シャル:こんなときくらい、泣けませんか。

    泣いちゃいけませんか。

    泣くのが、そんなにもいけないことですか。


ルキナ:泣くなら、役目を全部終わらせてから泣けって言ってんのよ。

    ……それに、私だって、半分は人間なんだから、

    泣くのがいけない事だなんて……言える立場じゃないわ。


シャル:………………


ルキナ:……帰るわよ。


シャル:……はい。

 

シャル:(M)

    こうして、この一連の事件は、「人狼による大量無差別殺人」として、上層部に報告され、

    一般市民へは公開されない極秘事項として処理された。

    ……その報告書に、「リゼ=ルーデンハイト」の名前は無かった。

    何も言わなかったが、これはきっと、ルキナさんなりの、手向けの形なのだろう。

    これも、僕達の任務の一つ。

    人ならざるモノの存在を、世間から秘匿し、明るみに出さぬよう努め、徹底すること。

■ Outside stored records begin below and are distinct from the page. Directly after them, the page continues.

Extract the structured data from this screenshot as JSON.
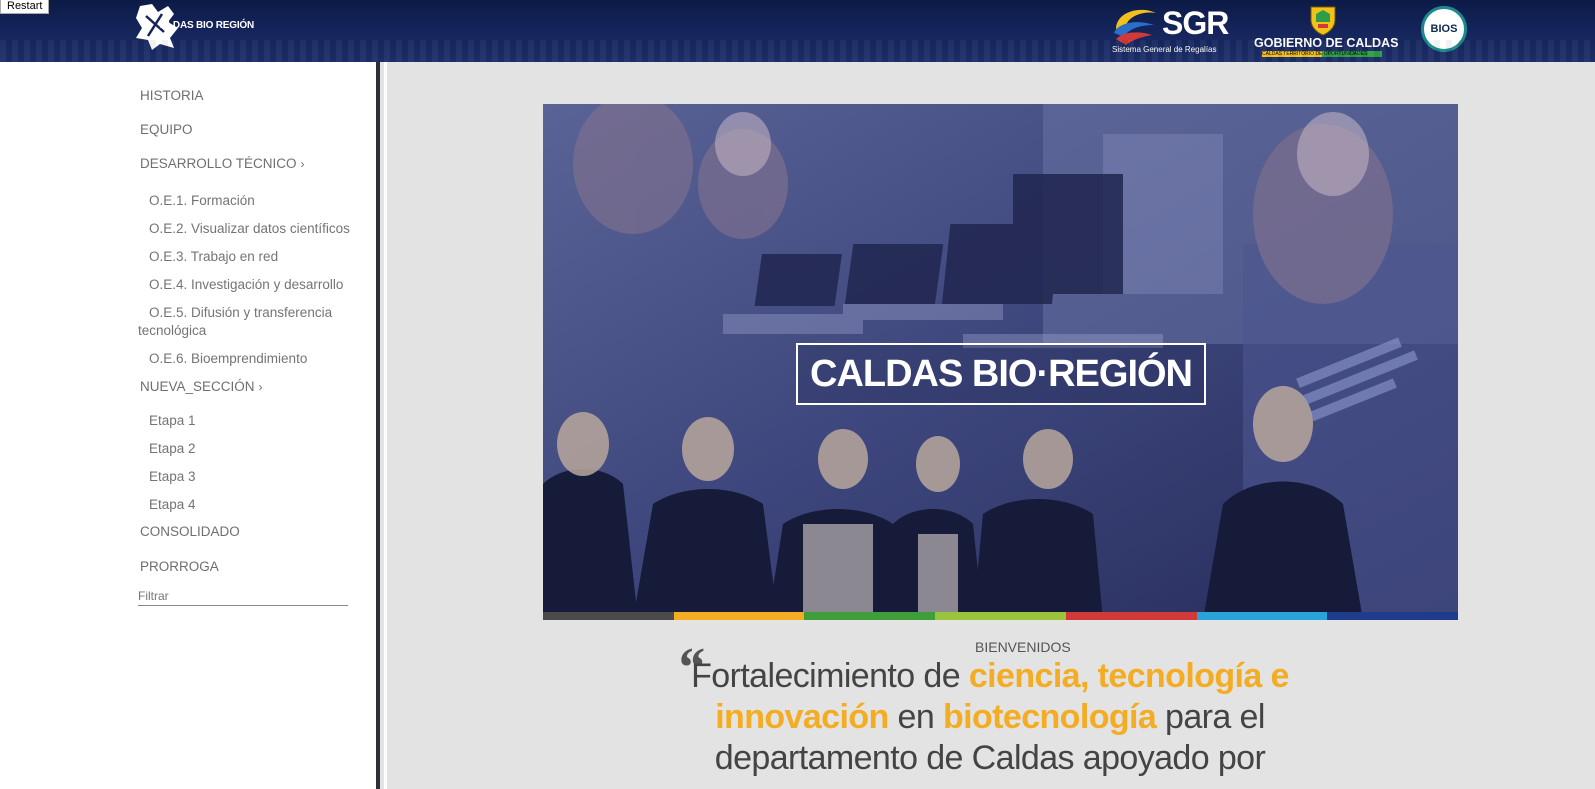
{
  "header": {
    "restart_label": "Restart",
    "brand_text": "ALDAS BIO REGIÓN",
    "sgr_word": "SGR",
    "sgr_subtitle": "Sistema General de Regalías",
    "gobierno_title": "GOBIERNO DE CALDAS",
    "gobierno_subtitle": "CALDAS TERRITORIO DE OPORTUNIDADES",
    "bios_label": "BIOS"
  },
  "sidebar": {
    "items": [
      {
        "label": "HISTORIA"
      },
      {
        "label": "EQUIPO"
      },
      {
        "label": "DESARROLLO TÉCNICO"
      },
      {
        "label": "O.E.1. Formación"
      },
      {
        "label": "O.E.2. Visualizar datos científicos"
      },
      {
        "label": "O.E.3. Trabajo en red"
      },
      {
        "label": "O.E.4. Investigación y desarrollo"
      },
      {
        "label": "O.E.5. Difusión y transferencia tecnológica"
      },
      {
        "label": "O.E.6. Bioemprendimiento"
      },
      {
        "label": "NUEVA_SECCIÓN"
      },
      {
        "label": "Etapa 1"
      },
      {
        "label": "Etapa 2"
      },
      {
        "label": "Etapa 3"
      },
      {
        "label": "Etapa 4"
      },
      {
        "label": "CONSOLIDADO"
      },
      {
        "label": "PRORROGA"
      }
    ],
    "chevron": "›",
    "filter_placeholder": "Filtrar"
  },
  "hero": {
    "title": "CALDAS BIO·REGIÓN",
    "stripe_colors": [
      "#4a4a4a",
      "#f4ac22",
      "#3f9e3a",
      "#9ac43c",
      "#d23a3a",
      "#2aa3d8",
      "#1f3b8c"
    ]
  },
  "content": {
    "welcome": "BIENVENIDOS",
    "quote_mark": "“",
    "slogan_parts": [
      "Fortalecimiento de ",
      "ciencia, tecnología e innovación",
      " en ",
      "biotecnología",
      " para el departamento de Caldas apoyado por"
    ]
  },
  "colors": {
    "header_bg": "#14245a",
    "accent": "#f4ac22",
    "sidebar_text": "#6f6f6f"
  }
}
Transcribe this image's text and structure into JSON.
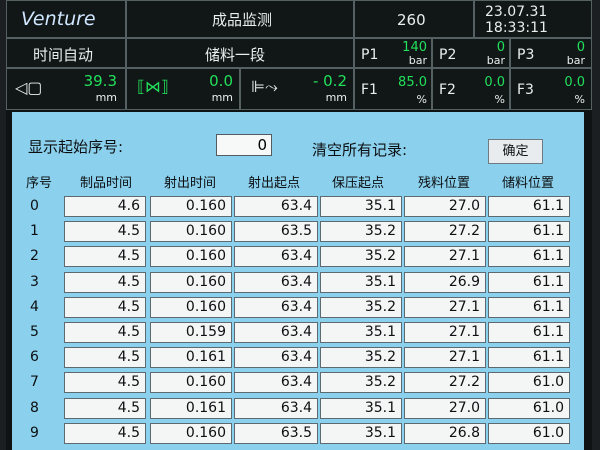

    その存在が周知になることで、リゼさんのような、「捌け口」を増やさないために。

    ……僕達、特務調査部は、異端な存在だ。

    人から見ても……おそらく、人外のモノから見ても。

    中立の立場を主張してはいても、理解される日は、きっと……まだまだ遠い。


ルキナ:……ほっときなさいよ、他の奴らの言うことなんか。

    結局連中は、自分の「無知」が怖いだけよ。

    「無知」が、「無知」のままである幸福がある事も知らずに。

    私達は「知ってる」からこそ、その「無知」を、守り通す義務がある。

    そう教えたでしょう。


シャル:(M)

    これも、ルキナさんの口癖だ。

    彼女は、自分の仕事に、人一倍の誇りを持って、日々任務にあたっている。

    ……人の身でも、人ならざるモノの身、でもない者として。

    人の身である僕にも、いつか、彼女の真意を知れる日は、来るのだろうか。

    そんな事を考えながら、僕は、密かに建てられたリゼさんの墓前で、手を合わせた。